Trabalho realizado no Serviço de Ortopedia e Traumatologia do Hospital Municipal Miguel Couto (SOT-HMMC), Rio de Janeiro (RJ), Brasil.
1. Médico Assistente e Coordenador do Programa de Residência Médica em Ortopedia e Traumatologia do Serviço de Ortopedia e Traumatologia do Hospital Municipal Miguel Couto - SOT-HMMC - Rio de Janeiro (RJ), Brasil.
2. Médico Ex-Residente do Serviço de Ortopedia e Traumatologia do Hospital Municipal Miguel Couto - SOT-HMMC - Rio de Janeiro (RJ), Brasil.
3. Chefe do Serviço de Ortopedia e Traumatologia do Hospital Municipal Miguel Couto - SOT-HMMC - Rio de Janeiro (RJ), Brasil.
4. Médico Assistente do Serviço de Ortopedia e Traumatologia do Hospital Municipal Miguel Couto - SOT-HMMC - Rio de Janeiro (RJ), Brasil.
Endereço para correspondência: Dr. Vincenzo Giordano, Rua Aristides Espínola, 11/301, Leblon - 22440-050 - Rio de Janeiro (RJ) - Brasil. Tel./fax: (21) 2274-6830.
E-mail: sot.hmmc@terra.com.br

INTRODUÇÃO

Fratura da extremidade proximal do fêmur é comum na população idosa, apresentando etiologia multifatorial(1-2). Nove entre 10 fraturas nessa região ocorrem em indivíduos com mais de 65 anos de idade(3). Seu acontecimento está altamente associado a maior morbidade, mortalidade e gastos médico-hospitalares, representando hoje um dos grandes problemas de saúde pública mundial(4). À medida que vem sendo observado crescimento populacional de idosos em todo o mundo, sua incidência vem aumentando exponencialmente(4-6). A Organização Mundial de Saúde (OMS) estima que em 2050 ocorrerão 6,3 milhões de fraturas da extremidade proximal do fêmur, três vezes mais do que atualmente, sendo metade delas na Ásia(6).
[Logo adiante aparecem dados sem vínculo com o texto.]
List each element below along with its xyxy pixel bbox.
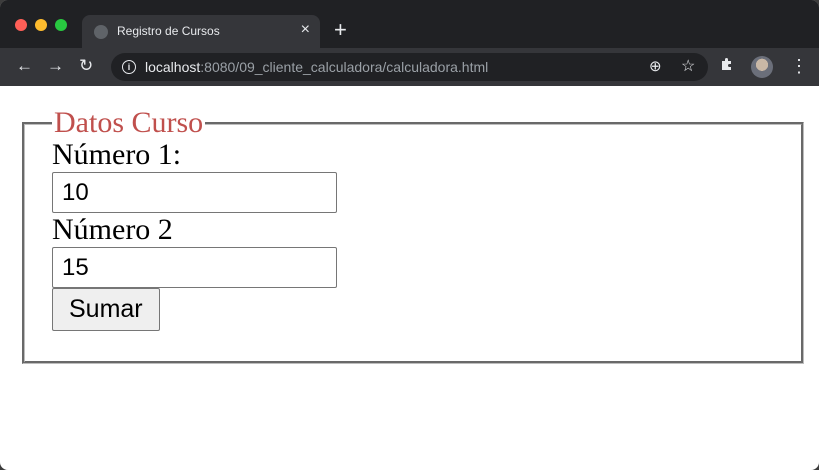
- info-icon[interactable]: i: [122, 60, 136, 74]
- avatar[interactable]: [751, 56, 773, 78]
- fieldset-legend: Datos Curso: [54, 106, 204, 139]
- number2-input[interactable]: [52, 247, 337, 288]
- tab-title: Registro de Cursos: [117, 24, 220, 38]
- maximize-window-button[interactable]: [55, 19, 67, 31]
- sum-button[interactable]: Sumar: [52, 288, 160, 331]
- browser-toolbar: ← → ↻ i localhost:8080/09_cliente_calcul…: [0, 48, 819, 86]
- minimize-window-button[interactable]: [35, 19, 47, 31]
- number2-label: Número 2: [52, 213, 173, 246]
- globe-icon: [94, 25, 108, 39]
- back-arrow-icon[interactable]: ←: [16, 55, 33, 77]
- address-bar[interactable]: i localhost:8080/09_cliente_calculadora/…: [111, 53, 708, 81]
- title-bar: Registro de Cursos × +: [0, 0, 819, 48]
- url-path: :8080/09_cliente_calculadora/calculadora…: [200, 59, 489, 75]
- puzzle-extension-icon[interactable]: [720, 57, 734, 71]
- url-host: localhost: [145, 59, 201, 75]
- close-window-button[interactable]: [15, 19, 27, 31]
- forward-arrow-icon[interactable]: →: [47, 55, 64, 77]
- tab-registro-de-cursos[interactable]: Registro de Cursos ×: [82, 15, 320, 48]
- number1-input[interactable]: [52, 172, 337, 213]
- page-content: Datos Curso Número 1: Número 2 Sumar: [0, 86, 819, 470]
- kebab-menu-icon[interactable]: ⋮: [790, 56, 808, 76]
- number1-label: Número 1:: [52, 138, 182, 171]
- tab-close-icon[interactable]: ×: [301, 21, 310, 39]
- bookmark-star-icon[interactable]: ☆: [681, 56, 695, 76]
- course-fieldset: Datos Curso Número 1: Número 2 Sumar: [22, 108, 804, 364]
- browser-window: Registro de Cursos × + ← → ↻ i localhost…: [0, 0, 819, 470]
- new-tab-button[interactable]: +: [334, 18, 347, 42]
- url-text[interactable]: localhost:8080/09_cliente_calculadora/ca…: [145, 59, 488, 75]
- reload-icon[interactable]: ↻: [79, 55, 93, 77]
- zoom-icon[interactable]: ⊕: [649, 57, 662, 75]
Prevenção é a melhor forma de evitar números tão alarmantes. Diversos estudos têm tentado identificar e definir fatores de risco para as fraturas da extremidade proximal do fêmur(2,4,7-12). Tipo de queda, biótipo corporal, acuidade visual, hábitos alimentares, prática esportiva, uso de medicações que alteram a vigília, status neurológico e resistência óssea são fatores freqüentemente relacionados à ocorrência dessas fraturas.

Resistência óssea tem sido definida como uma variável dependente da qualidade (geometria e propriedades intrínsecas) e da massa (densidade mineral) ósseas(13). A importância da geometria da extremidade proximal do fêmur para avaliação de pacientes em risco de fratura parece estar cada dia mais bem reconhecida na literatura. Sabe-se que idosos que sofrem fratura na região superior do fêmur têm maior comprimento do eixo do quadril e maior ângulo cervicodiafisário do que indivíduos da mesma faixa etária sem fratura(8,14-15).
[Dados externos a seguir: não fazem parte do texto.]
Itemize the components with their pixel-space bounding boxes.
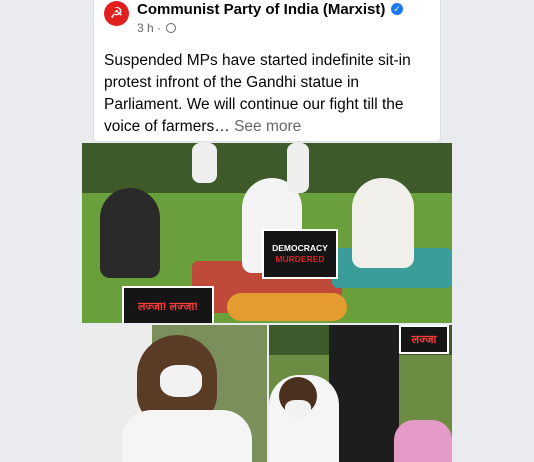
- person-right: [352, 178, 414, 268]
- shame-sign-small: लज्जा: [399, 325, 449, 354]
- face-mask-2: [285, 400, 311, 418]
- post-meta: 3 h ·: [137, 21, 177, 35]
- face-mask: [160, 365, 202, 397]
- see-more-link[interactable]: See more: [234, 118, 301, 135]
- democracy-sign: DEMOCRACY MURDERED: [262, 229, 338, 279]
- page-name-link[interactable]: Communist Party of India (Marxist): [137, 1, 385, 18]
- post-text: Suspended MPs have started indefinite si…: [104, 50, 434, 138]
- standing-person: [192, 143, 217, 183]
- standing-person-2: [287, 143, 309, 193]
- sign-line-2: MURDERED: [275, 254, 325, 264]
- white-shirt: [122, 410, 252, 462]
- standing-trousers: [329, 325, 399, 462]
- yellow-pillow: [227, 293, 347, 321]
- photo-sit-in[interactable]: DEMOCRACY MURDERED लज्जा! लज्जा!: [82, 143, 452, 323]
- pink-kurta: [394, 420, 452, 462]
- post-timestamp[interactable]: 3 h: [137, 21, 154, 35]
- shame-sign: लज्जा! लज्जा!: [122, 286, 214, 323]
- post-card: ☭ Communist Party of India (Marxist) ✓ 3…: [93, 0, 441, 142]
- person-left: [100, 188, 160, 278]
- hammer-sickle-icon: ☭: [109, 5, 124, 22]
- globe-icon: [166, 23, 177, 33]
- sign-line-1: DEMOCRACY: [272, 243, 328, 253]
- verified-badge-icon: ✓: [391, 3, 403, 15]
- photo-mp-masked[interactable]: [82, 325, 267, 462]
- page-avatar[interactable]: ☭: [104, 1, 129, 26]
- photo-grid: DEMOCRACY MURDERED लज्जा! लज्जा! लज्जा: [82, 143, 452, 462]
- meta-separator: ·: [157, 21, 162, 35]
- photo-mp-second[interactable]: लज्जा: [269, 325, 452, 462]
Apesar disso, variações raciais e sexuais têm sido relatadas, explicando, em parte, a heterogeneidade observada na patogênese da fratura osteoporótica(16-20). Atualmente, a resistência óssea é mensurada de forma satisfatória pela densitometria óssea (DXA). É recomendado pela OMS que pacientes definidos como de risco devem ser avaliados por DXA ao menos uma vez por ano em busca de fragilidade óssea aumentada(21). Associação de baixa densidade mineral óssea, grande comprimento do eixo do quadril, colo femoral valgo e história prévia de fratura estão dramaticamente relacionados à elevação do risco de fratura do quadril(21-22).
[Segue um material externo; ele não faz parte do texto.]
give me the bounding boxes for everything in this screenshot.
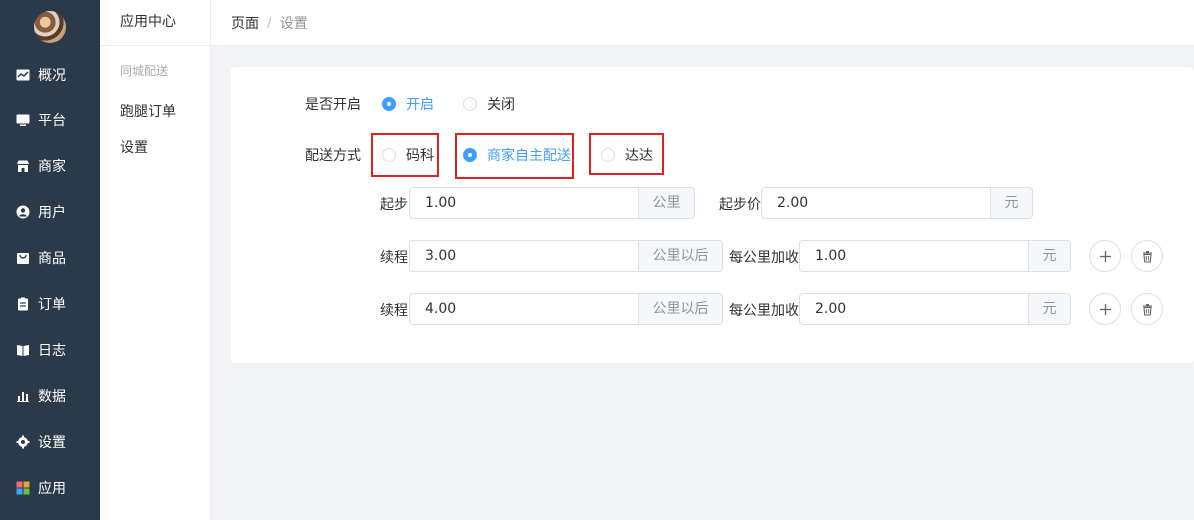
per-km-label: 每公里加收 [729,303,799,319]
per-km-input[interactable]: 1.00 [799,240,1029,272]
continuation-label: 续程 [380,250,408,266]
store-icon [16,159,30,173]
radio-circle [601,148,615,162]
per-km-unit: 元 [1029,293,1071,325]
radio-method-self-delivery[interactable]: 商家自主配送 [463,145,571,165]
monitor-icon [16,113,30,127]
subnav-link-settings[interactable]: 设置 [120,137,148,157]
start-distance-unit: 公里 [639,187,695,219]
radio-circle [382,148,396,162]
add-row-button[interactable] [1089,240,1121,272]
sidebar-item-label: 概况 [38,68,66,84]
radio-enable-on[interactable]: 开启 [382,94,434,114]
start-distance-label: 起步 [380,197,408,213]
per-km-label: 每公里加收 [729,250,799,266]
sidebar-item-label: 日志 [38,343,66,359]
breadcrumb: 页面 / 设置 [211,0,1194,46]
settings-card: 是否开启 开启 关闭 配送方式 码科 商家自主配送 达达 起步 1.00 公里 … [231,67,1194,363]
delete-row-button[interactable] [1131,240,1163,272]
secondary-sidebar: 应用中心 同城配送 跑腿订单 设置 [100,0,211,520]
plus-icon [1099,303,1111,315]
sidebar-item-label: 订单 [38,297,66,313]
apps-icon [16,481,30,495]
radio-method-make[interactable]: 码科 [382,145,434,165]
clipboard-icon [16,297,30,311]
continuation-distance-input[interactable]: 3.00 [409,240,639,272]
radio-circle [463,148,477,162]
delete-row-button[interactable] [1131,293,1163,325]
per-km-input[interactable]: 2.00 [799,293,1029,325]
subnav-link-errand-orders[interactable]: 跑腿订单 [120,101,176,121]
breadcrumb-item-page[interactable]: 页面 [231,13,259,33]
book-icon [16,343,30,357]
radio-label: 关闭 [487,97,515,113]
start-price-unit: 元 [991,187,1033,219]
sidebar-item-settings[interactable]: 设置 [0,419,100,465]
plus-icon [1099,250,1111,262]
radio-label: 码科 [406,148,434,164]
sidebar-item-label: 平台 [38,113,66,129]
bar-chart-icon [16,389,30,403]
sidebar-item-label: 商品 [38,251,66,267]
breadcrumb-item-settings: 设置 [279,15,308,32]
subnav-group-label: 同城配送 [120,64,169,78]
radio-label: 开启 [406,97,434,113]
radio-circle [463,97,477,111]
radio-label: 商家自主配送 [487,148,571,164]
continuation-distance-unit: 公里以后 [639,293,723,325]
sidebar-item-order[interactable]: 订单 [0,281,100,327]
trash-icon [1142,250,1152,263]
radio-enable-off[interactable]: 关闭 [463,94,515,114]
enable-label: 是否开启 [305,97,361,113]
subnav-title: 应用中心 [100,0,210,46]
sidebar-item-label: 设置 [38,435,66,451]
radio-method-dada[interactable]: 达达 [601,145,653,165]
sidebar-item-data[interactable]: 数据 [0,373,100,419]
avatar[interactable] [34,11,66,43]
sidebar-item-overview[interactable]: 概况 [0,52,100,98]
continuation-distance-input[interactable]: 4.00 [409,293,639,325]
start-price-input[interactable]: 2.00 [761,187,991,219]
chart-icon [16,68,30,82]
per-km-unit: 元 [1029,240,1071,272]
radio-label: 达达 [625,148,653,164]
sidebar-item-label: 数据 [38,389,66,405]
sidebar-item-apps[interactable]: 应用 [0,465,100,511]
sidebar-item-label: 商家 [38,159,66,175]
continuation-label: 续程 [380,303,408,319]
sidebar-item-merchant[interactable]: 商家 [0,143,100,189]
delivery-method-label: 配送方式 [305,148,361,164]
start-distance-input[interactable]: 1.00 [409,187,639,219]
sidebar-item-platform[interactable]: 平台 [0,97,100,143]
radio-circle [382,97,396,111]
sidebar-item-label: 应用 [38,481,66,497]
bag-icon [16,251,30,265]
sidebar-item-user[interactable]: 用户 [0,189,100,235]
main-sidebar: 概况 平台 商家 用户 商品 订单 日志 数据 设置 应用 [0,0,100,520]
sidebar-item-log[interactable]: 日志 [0,327,100,373]
add-row-button[interactable] [1089,293,1121,325]
trash-icon [1142,303,1152,316]
breadcrumb-separator: / [267,14,272,31]
gear-icon [16,435,30,449]
sidebar-item-label: 用户 [38,205,66,221]
user-icon [16,205,30,219]
continuation-distance-unit: 公里以后 [639,240,723,272]
sidebar-item-product[interactable]: 商品 [0,235,100,281]
start-price-label: 起步价 [719,197,761,213]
No entanto, número considerável de indivíduos em nosso país não tem condição de realizar esse exame rotineiramente. A precariedade da rede pública de saúde, em que não existe disponibilidade de aparelhos de DXA na maioria dos hospitais, motivou-nos a buscar soluções mais tangíveis à nossa realidade.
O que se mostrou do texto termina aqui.